Now 2 secs later the plane impacts the bullet at 1000fps, notice the bullet did not slow down at all relative to the trailing plane.
This is why reward guns of bombers seem more lethal.
HiTech
Love the "hovering bullet" analogy.
I admit, I did not consider drag. In an airless environment, I believe my rant still holds.
Using your extreme example, the planes must start 2000 feet apart for the plane behind to be hit in 2 seconds. So, assume the plane behind fires back. In an airless environment, his gun velocity of 1000fps has a "ground speed" of 2000 fps. In one second it crosses the "hovering bullet", but the target is now 1000ft away due to its speed. After second number two, the 2000fps bullet hits the target which is now 2000 feet from the original position. The impact is still at 1000 fps.

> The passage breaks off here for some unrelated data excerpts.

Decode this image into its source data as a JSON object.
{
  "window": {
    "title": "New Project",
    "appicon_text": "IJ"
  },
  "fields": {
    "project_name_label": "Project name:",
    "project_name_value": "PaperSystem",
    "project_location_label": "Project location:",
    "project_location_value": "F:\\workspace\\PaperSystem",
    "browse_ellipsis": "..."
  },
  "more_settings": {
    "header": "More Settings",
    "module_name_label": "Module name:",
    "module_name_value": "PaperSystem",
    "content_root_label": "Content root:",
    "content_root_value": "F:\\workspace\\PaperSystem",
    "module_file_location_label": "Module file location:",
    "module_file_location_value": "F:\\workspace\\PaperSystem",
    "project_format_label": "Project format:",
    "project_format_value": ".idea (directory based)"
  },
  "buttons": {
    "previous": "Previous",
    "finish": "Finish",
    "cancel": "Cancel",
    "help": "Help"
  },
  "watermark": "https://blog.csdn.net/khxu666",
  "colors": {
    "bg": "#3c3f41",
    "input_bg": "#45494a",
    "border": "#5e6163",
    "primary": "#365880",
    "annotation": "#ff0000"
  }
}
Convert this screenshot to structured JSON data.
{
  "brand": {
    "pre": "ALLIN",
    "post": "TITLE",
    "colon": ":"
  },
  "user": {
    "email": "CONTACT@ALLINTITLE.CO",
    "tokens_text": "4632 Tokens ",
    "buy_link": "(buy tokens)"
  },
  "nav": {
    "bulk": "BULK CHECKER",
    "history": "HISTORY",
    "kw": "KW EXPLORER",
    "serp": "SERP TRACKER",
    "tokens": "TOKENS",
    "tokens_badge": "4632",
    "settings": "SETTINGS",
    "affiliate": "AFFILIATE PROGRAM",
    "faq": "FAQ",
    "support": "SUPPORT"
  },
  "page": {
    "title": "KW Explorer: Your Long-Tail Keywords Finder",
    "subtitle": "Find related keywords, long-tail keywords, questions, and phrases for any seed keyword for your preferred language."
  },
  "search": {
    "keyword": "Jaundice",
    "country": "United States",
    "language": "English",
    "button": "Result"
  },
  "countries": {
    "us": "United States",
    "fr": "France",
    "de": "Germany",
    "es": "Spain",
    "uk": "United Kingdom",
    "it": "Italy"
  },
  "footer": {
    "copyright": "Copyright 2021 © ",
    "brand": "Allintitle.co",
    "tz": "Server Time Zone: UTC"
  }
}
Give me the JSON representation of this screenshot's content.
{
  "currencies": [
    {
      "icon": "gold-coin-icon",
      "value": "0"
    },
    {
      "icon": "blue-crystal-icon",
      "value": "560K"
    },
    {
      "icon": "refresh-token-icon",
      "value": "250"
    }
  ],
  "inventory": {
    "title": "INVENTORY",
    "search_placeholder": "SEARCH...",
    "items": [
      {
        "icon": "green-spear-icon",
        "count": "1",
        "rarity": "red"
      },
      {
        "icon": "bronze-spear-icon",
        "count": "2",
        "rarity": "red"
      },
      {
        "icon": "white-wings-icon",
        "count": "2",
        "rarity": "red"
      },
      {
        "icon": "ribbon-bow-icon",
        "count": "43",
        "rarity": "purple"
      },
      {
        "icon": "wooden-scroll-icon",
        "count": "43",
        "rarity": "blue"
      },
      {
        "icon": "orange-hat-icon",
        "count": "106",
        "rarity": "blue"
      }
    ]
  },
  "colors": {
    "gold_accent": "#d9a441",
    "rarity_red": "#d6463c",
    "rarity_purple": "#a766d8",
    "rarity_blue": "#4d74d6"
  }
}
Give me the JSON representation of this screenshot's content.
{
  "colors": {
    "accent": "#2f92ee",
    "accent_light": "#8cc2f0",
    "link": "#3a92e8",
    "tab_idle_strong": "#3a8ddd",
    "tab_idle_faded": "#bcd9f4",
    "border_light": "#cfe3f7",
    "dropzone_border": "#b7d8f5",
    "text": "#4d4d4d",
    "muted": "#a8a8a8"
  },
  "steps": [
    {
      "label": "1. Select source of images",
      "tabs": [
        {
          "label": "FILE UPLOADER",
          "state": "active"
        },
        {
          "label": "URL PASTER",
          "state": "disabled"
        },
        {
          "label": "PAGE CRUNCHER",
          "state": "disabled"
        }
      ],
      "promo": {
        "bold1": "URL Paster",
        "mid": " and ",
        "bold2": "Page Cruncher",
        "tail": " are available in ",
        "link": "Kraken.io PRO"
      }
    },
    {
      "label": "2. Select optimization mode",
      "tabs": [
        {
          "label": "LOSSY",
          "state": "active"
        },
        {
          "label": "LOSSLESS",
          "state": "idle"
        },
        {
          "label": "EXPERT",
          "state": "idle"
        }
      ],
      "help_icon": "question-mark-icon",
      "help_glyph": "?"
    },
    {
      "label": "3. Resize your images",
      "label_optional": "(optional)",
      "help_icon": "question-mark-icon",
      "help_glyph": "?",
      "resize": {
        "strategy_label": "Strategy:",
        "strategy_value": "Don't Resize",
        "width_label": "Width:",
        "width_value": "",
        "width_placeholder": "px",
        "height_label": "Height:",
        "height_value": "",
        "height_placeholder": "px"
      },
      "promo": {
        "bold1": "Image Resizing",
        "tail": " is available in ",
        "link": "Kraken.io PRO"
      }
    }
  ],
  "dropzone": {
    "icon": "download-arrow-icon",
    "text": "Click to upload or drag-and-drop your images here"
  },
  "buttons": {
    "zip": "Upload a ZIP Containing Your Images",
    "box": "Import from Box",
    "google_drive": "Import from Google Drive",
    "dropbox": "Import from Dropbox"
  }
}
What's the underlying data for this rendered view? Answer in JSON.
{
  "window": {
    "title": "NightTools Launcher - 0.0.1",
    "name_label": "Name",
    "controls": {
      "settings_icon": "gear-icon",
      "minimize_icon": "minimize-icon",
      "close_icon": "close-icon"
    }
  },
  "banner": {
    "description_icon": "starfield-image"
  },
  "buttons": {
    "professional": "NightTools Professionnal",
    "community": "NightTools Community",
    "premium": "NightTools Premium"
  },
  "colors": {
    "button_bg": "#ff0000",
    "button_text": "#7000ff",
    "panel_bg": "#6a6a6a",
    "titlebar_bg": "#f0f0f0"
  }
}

So I guess I need a physics lesson. I tend to think of deceleration as a time-dependent variable. Is deceleration due to drag purely dependent on distance traveled? That is, a bullet fired at 2000 feet per second decelerates more rapidly than a bullet fired at 1000 feet per second?
At real-life speeds and when talking about a spinning, aerodynamically designed projectile, is the difference in deceleration all that significant when time-to-target is less than a second?
That is to say, I understand (now) that there is
a difference. I still have a hard time believing that the difference could be
so great as to be a more determinant factor than those I cite (multiple guns firing at a relatively easy target at its most vulnerable part (engine)).
Waiting patiently for my smackdown . . .
Until then, as once stated on Mythbusters; "I reject your reality, and choose to substitute my own."